Even in the year he refused to bring the pay of his lowest paid security and mail room staff in line with inflation – effectively cutting their pay – he gave huge rises to his advisers. One got a 50 per cent rise, taking her pay from £80,000 to £127,000. Another went from £82,000 to £110,000 a year – fives times the average Londoner’s income.
As the economy has tanked, so too has London’s business, skills and employment funding. The London Development Agency and most of the cash that came with it has gone. Youth unemployment in London has doubled since Boris’s election. So we would also create a City Hall joblessness taskforce and set up a targeted employment support fund to tackle unemployment in London, where one in ten are now out of work.
There are no easy answers.
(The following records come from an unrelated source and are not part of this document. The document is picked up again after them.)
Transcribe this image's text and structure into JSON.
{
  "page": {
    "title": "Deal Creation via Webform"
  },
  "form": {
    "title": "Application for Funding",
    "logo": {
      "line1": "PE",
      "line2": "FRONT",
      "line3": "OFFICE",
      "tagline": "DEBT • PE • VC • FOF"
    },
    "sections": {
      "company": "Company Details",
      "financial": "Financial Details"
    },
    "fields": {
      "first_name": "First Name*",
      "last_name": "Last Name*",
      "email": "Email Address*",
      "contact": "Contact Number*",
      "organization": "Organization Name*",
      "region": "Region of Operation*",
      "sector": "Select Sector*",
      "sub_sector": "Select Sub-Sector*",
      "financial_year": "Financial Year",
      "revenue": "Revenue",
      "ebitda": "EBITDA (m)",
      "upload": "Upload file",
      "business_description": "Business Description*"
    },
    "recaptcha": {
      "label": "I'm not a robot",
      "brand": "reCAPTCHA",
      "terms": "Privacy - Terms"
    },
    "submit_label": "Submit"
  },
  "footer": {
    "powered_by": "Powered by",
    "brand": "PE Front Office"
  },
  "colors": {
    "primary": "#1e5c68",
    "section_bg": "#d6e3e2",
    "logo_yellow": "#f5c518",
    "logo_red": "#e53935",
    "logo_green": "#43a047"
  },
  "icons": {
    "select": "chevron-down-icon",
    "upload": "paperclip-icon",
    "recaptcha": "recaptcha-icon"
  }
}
London is dealing with a tough budget settlement from a government that is cutting public spending far too severely – hurting the economy, increasing the deficit and costing jobs.
A Labour government would be doing the opposite and the Mayor of London would have more options.
But even with reduced budgets the Mayor has choices. He cut the police before this government was elected and has since reduced the number of Met officers by 1,700. He failed to make the case for economic development funding and he is choosing to put up fares by way more than inflation. This shows a Mayor who is out of touch with ordinary Londoners’ concerns.
Our budget shows that, in tough times, a different approach – one that protects the most vulnerable and keeps Londoners safe – is possible.